Lakewood OH

Rezoning approval needed for nursing home project to proceed

Fairview Park voters who go to the polls for Tuesday’s election will find only one issue on the ballot. But how that issue is decided will determine whether or not a planned nursing home and assisted living facility is built on a vacant Lorain Road lot.

If passed, Issue 10 would change the zoning of the former Garnett School property from low-rise planned development to general business.

In November 2005, the city successfully asked voters to rezone the property from civic and recreational to low-rise planned development in anticipation of a larger mixed-use redevelopment along Lorain Road that failed to materialize. Economic Development Director Jim Kennedy has said the city hopes additional redevelopment will take place along Lorain Road in the years to come.

Kennedy said the proposed nursing home, to be built by O’Neill Management, will bring the city around $100,000 in income tax revenue each year. O’Neill Management also owns Bradley Bay Health Center in Bay Village, Wellington Place in North Olmsted, Center Ridge Health Campus in North Ridgeville and Lakewood Senior Health Campus in Lakewood.

O’Neill Management has reached an agreement with the city to purchase the 4.77-acre property for $720,000, Kennedy said. The deal is contingent upon voter approval of Tuesday’s rezoning issue. Under city law, the measure must also win the approval of a majority of voters in Ward 2.

In December, the city reached an agreement to acquire the property at Lorain and West 208th Street from the Fairview Park City Schools. In exchange for the property, the city is waiving the schools’ annual $60,000 fee to use the city-owned Gemini recreation center over the next 12 years.

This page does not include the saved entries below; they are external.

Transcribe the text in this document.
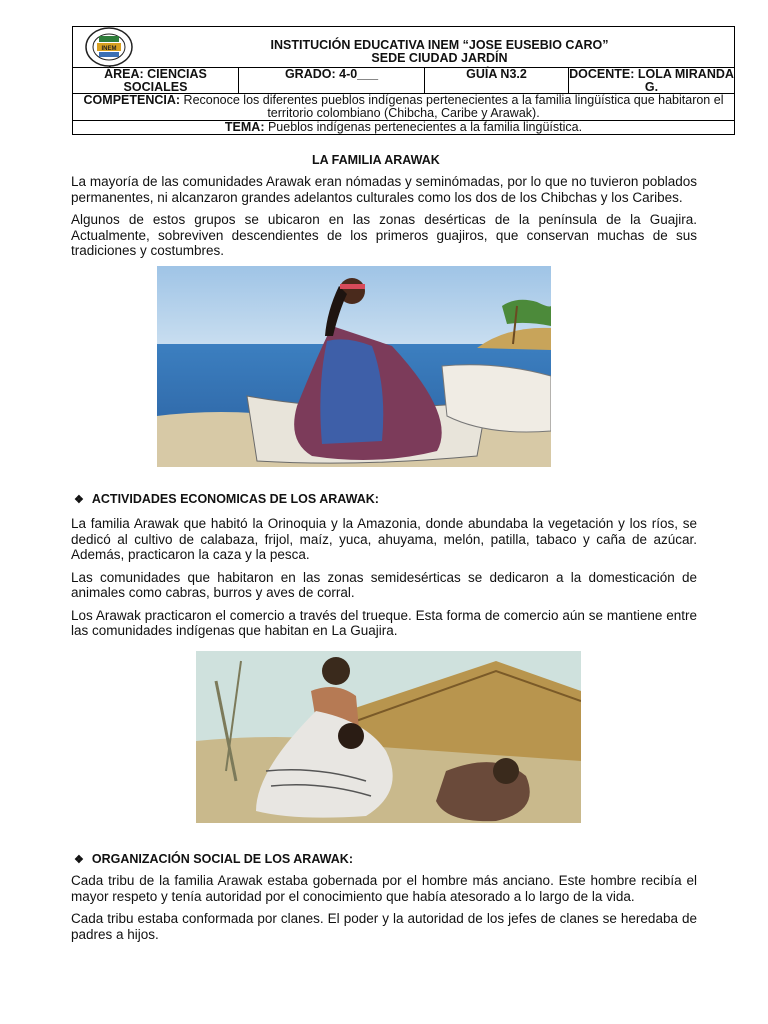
INEM	INSTITUCIÓN EDUCATIVA INEM “JOSE EUSEBIO CARO”
SEDE CIUDAD JARDÍN
ÁREA: CIENCIAS SOCIALES
GRADO: 4-0___	GUÍA N3.2	DOCENTE: LOLA MIRANDA G.
COMPETENCIA: Reconoce los diferentes pueblos indígenas pertenecientes a la familia lingüística que habitaron el territorio colombiano (Chibcha, Caribe y Arawak).
TEMA: Pueblos indígenas pertenecientes a la familia lingüística.
LA FAMILIA ARAWAK

La mayoría de las comunidades Arawak eran nómadas y seminómadas, por lo que no tuvieron poblados permanentes, ni alcanzaron grandes adelantos culturales como los dos de los Chibchas y los Caribes.

Algunos de estos grupos se ubicaron en las zonas desérticas de la península de la Guajira. Actualmente, sobreviven descendientes de los primeros guajiros, que conservan muchas de sus tradiciones y costumbres.

❖ ACTIVIDADES ECONOMICAS DE LOS ARAWAK:

La familia Arawak que habitó la Orinoquia y la Amazonia, donde abundaba la vegetación y los ríos, se dedicó al cultivo de calabaza, frijol, maíz, yuca, ahuyama, melón, patilla, tabaco y caña de azúcar. Además, practicaron la caza y la pesca.

Las comunidades que habitaron en las zonas semidesérticas se dedicaron a la domesticación de animales como cabras, burros y aves de corral.

Los Arawak practicaron el comercio a través del trueque. Esta forma de comercio aún se mantiene entre las comunidades indígenas que habitan en La Guajira.

❖ ORGANIZACIÓN SOCIAL DE LOS ARAWAK:

Cada tribu de la familia Arawak estaba gobernada por el hombre más anciano. Este hombre recibía el mayor respeto y tenía autoridad por el conocimiento que había atesorado a lo largo de la vida.

Cada tribu estaba conformada por clanes. El poder y la autoridad de los jefes de clanes se heredaba de padres a hijos.
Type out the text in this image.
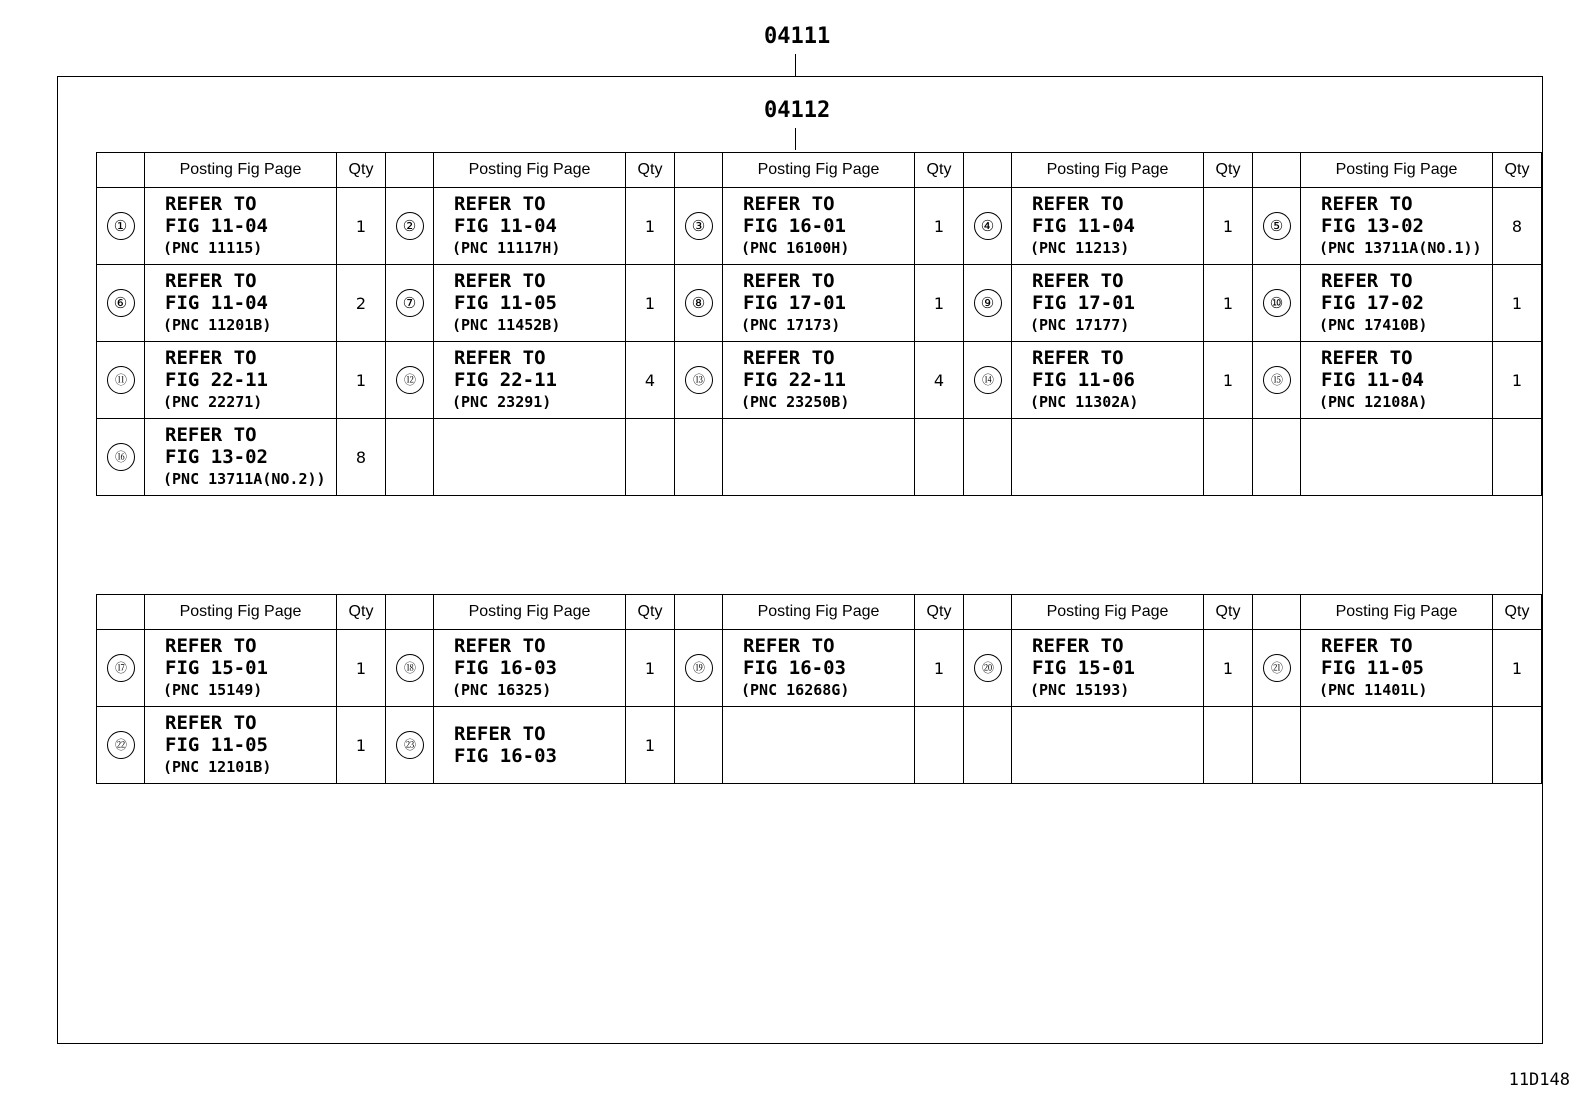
04111
04112
	Posting Fig Page	Qty		Posting Fig Page	Qty		Posting Fig Page	Qty		Posting Fig Page	Qty		Posting Fig Page	Qty
①	REFER TO
FIG 11-04
(PNC 11115)	1	②	REFER TO
FIG 11-04
(PNC 11117H)	1	③	REFER TO
FIG 16-01
(PNC 16100H)	1	④	REFER TO
FIG 11-04
(PNC 11213)	1	⑤	REFER TO
FIG 13-02
(PNC 13711A(NO.1))	8
⑥	REFER TO
FIG 11-04
(PNC 11201B)	2	⑦	REFER TO
FIG 11-05
(PNC 11452B)	1	⑧	REFER TO
FIG 17-01
(PNC 17173)	1	⑨	REFER TO
FIG 17-01
(PNC 17177)	1	⑩	REFER TO
FIG 17-02
(PNC 17410B)	1
⑪	REFER TO
FIG 22-11
(PNC 22271)	1	⑫	REFER TO
FIG 22-11
(PNC 23291)	4	⑬	REFER TO
FIG 22-11
(PNC 23250B)	4	⑭	REFER TO
FIG 11-06
(PNC 11302A)	1	⑮	REFER TO
FIG 11-04
(PNC 12108A)	1
⑯	REFER TO
FIG 13-02
(PNC 13711A(NO.2))	8												
	Posting Fig Page	Qty		Posting Fig Page	Qty		Posting Fig Page	Qty		Posting Fig Page	Qty		Posting Fig Page	Qty
⑰	REFER TO
FIG 15-01
(PNC 15149)	1	⑱	REFER TO
FIG 16-03
(PNC 16325)	1	⑲	REFER TO
FIG 16-03
(PNC 16268G)	1	⑳	REFER TO
FIG 15-01
(PNC 15193)	1	㉑	REFER TO
FIG 11-05
(PNC 11401L)	1
㉒	REFER TO
FIG 11-05
(PNC 12101B)	1	㉓	REFER TO
FIG 16-03	1									
11D148
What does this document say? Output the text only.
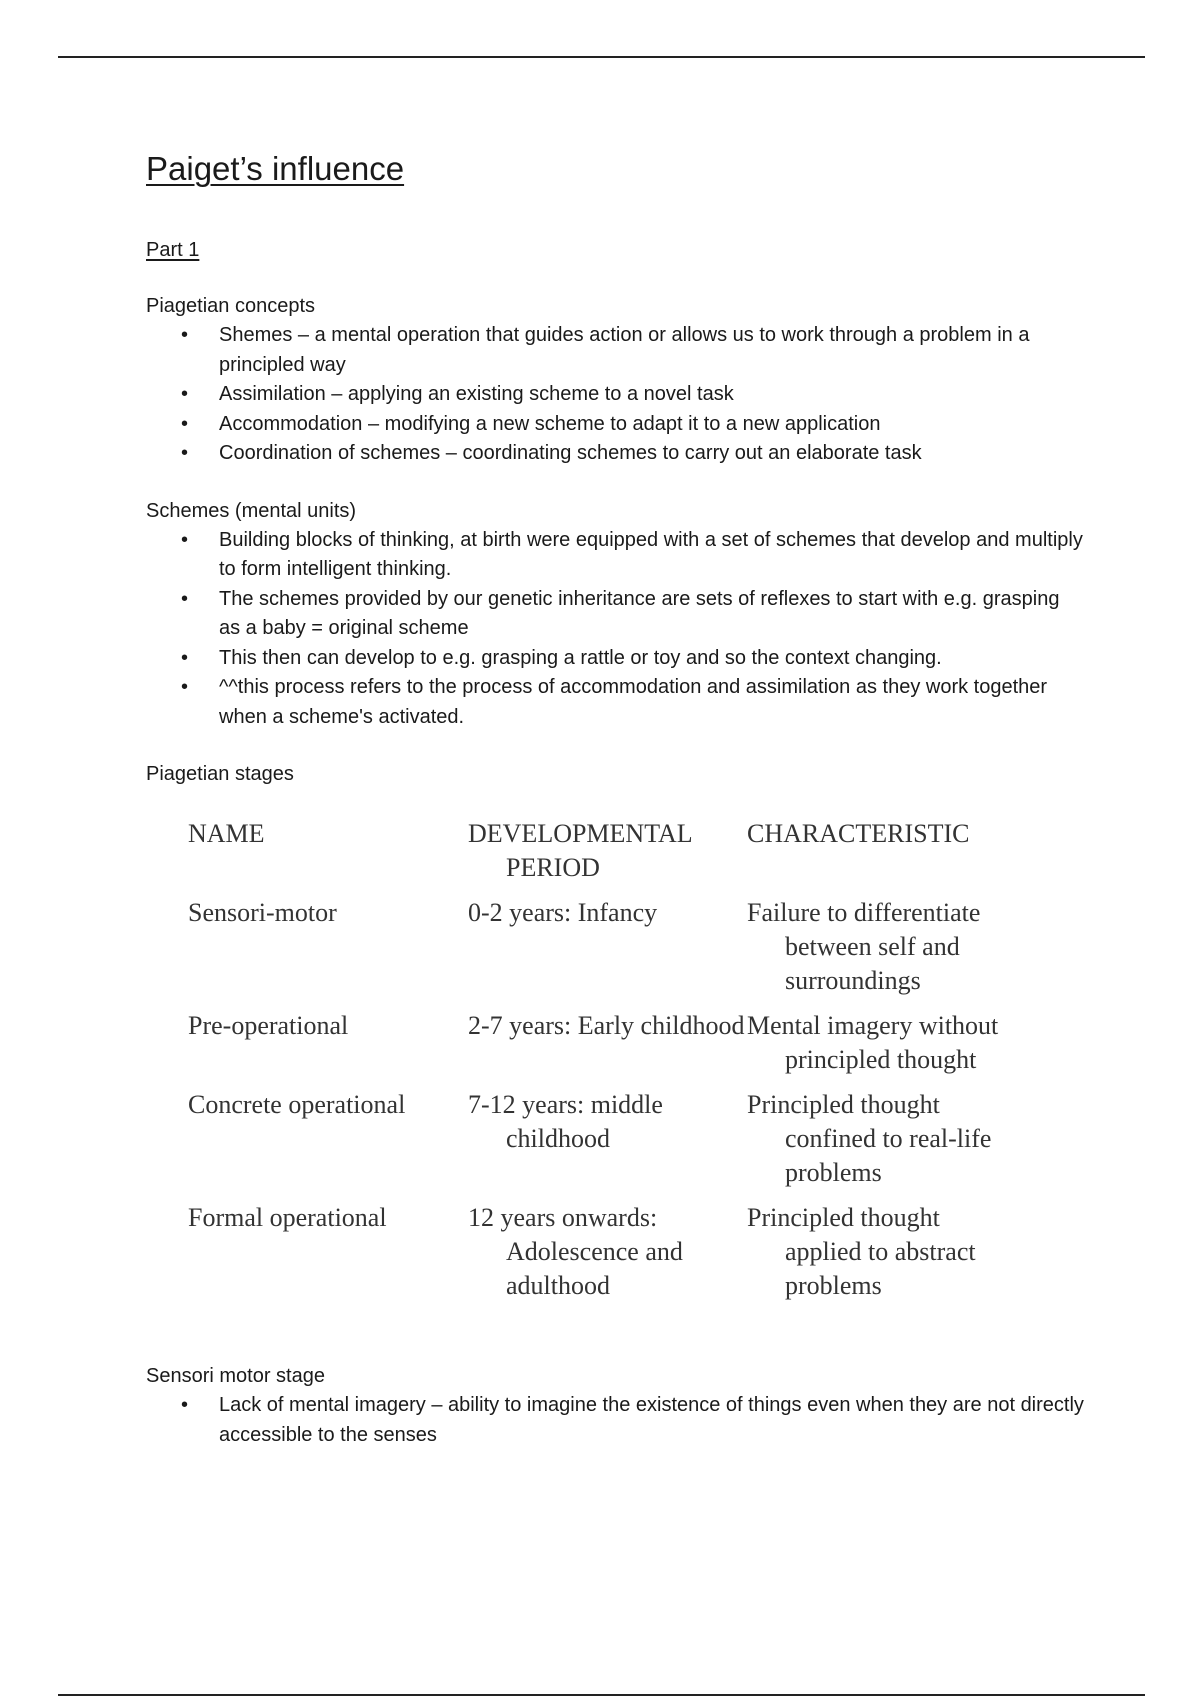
Paiget’s influence
Part 1
Piagetian concepts
• Shemes – a mental operation that guides action or allows us to work through a problem in a principled way
• Assimilation – applying an existing scheme to a novel task
• Accommodation – modifying a new scheme to adapt it to a new application
• Coordination of schemes – coordinating schemes to carry out an elaborate task
Schemes (mental units)
• Building blocks of thinking, at birth were equipped with a set of schemes that develop and multiply to form intelligent thinking.
• The schemes provided by our genetic inheritance are sets of reflexes to start with e.g. grasping as a baby = original scheme
• This then can develop to e.g. grasping a rattle or toy and so the context changing.
• ^^this process refers to the process of accommodation and assimilation as they work together when a scheme's activated.
Piagetian stages
NAME	DEVELOPMENTAL PERIOD	CHARACTERISTIC

Sensori-motor	0-2 years: Infancy	Failure to differentiate between self and surroundings

Pre-operational	2-7 years: Early childhood	Mental imagery without principled thought

Concrete operational	7-12 years: middle childhood	Principled thought confined to real-life problems

Formal operational	12 years onwards: Adolescence and adulthood	Principled thought applied to abstract problems
Sensori motor stage
• Lack of mental imagery – ability to imagine the existence of things even when they are not directly accessible to the senses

After an expected seven-year tax abatement expires, O’Neill will pay about $350,000 in property taxes annually, Kennedy said.

“Today, it’s valued at zero for tax purposes,” Kennedy said of the property, which also contains the former Fairview Park City Schools administrative offices.

At a public hearing on the rezoning earlier this year, a nearby resident expressed concerns that the construction might adversely affect the city’s sewer systems. Kennedy reiterated least week the project would not impact the sewers.

In addition to generating significant revenue for the city and school district, Kennedy said the nursing home and assisted living facility would provide services that have been badly needed. During events at the city’s senior center, many senior residents have commented that there is no facility in the city where they can live when they might need such services, city officials have said.

Even though the rezoning issue is the only one on the ballot, Kennedy said he anticipates support for the measure. Residents have been supportive of the city’s requests for rezoning approval in the past, he said.

John O’Neill, owner of O’Neill Management, said that no name has yet been given to the planned facility, which will consist of 24 to 28 private assisted living suites and 100 skilled nursing beds, most of which will be in private rooms.

“There’s a need in Fairview Park, and the proximity to Fairview Hospital and the visibility on Lorain Road is a real plus for this,” O’Neill told West Life.

O’Neill said the planned facility will include the best features from his company’s four other local senior residences.

“We’ve learned over the years what best suits the needs of our residents,” O’Neill said. “This will be the best of all worlds.”

If the rezoning measure is approved, groundbreaking for the two-story facility will take place in spring 2010 at the earliest, O’Neill said.

O’Neill’s company outbid another senior residence business to acquire the property. O’Neill said it was natural for him to be interested in a Fairview Park location because he grew up in the city and graduated from Fairview High School.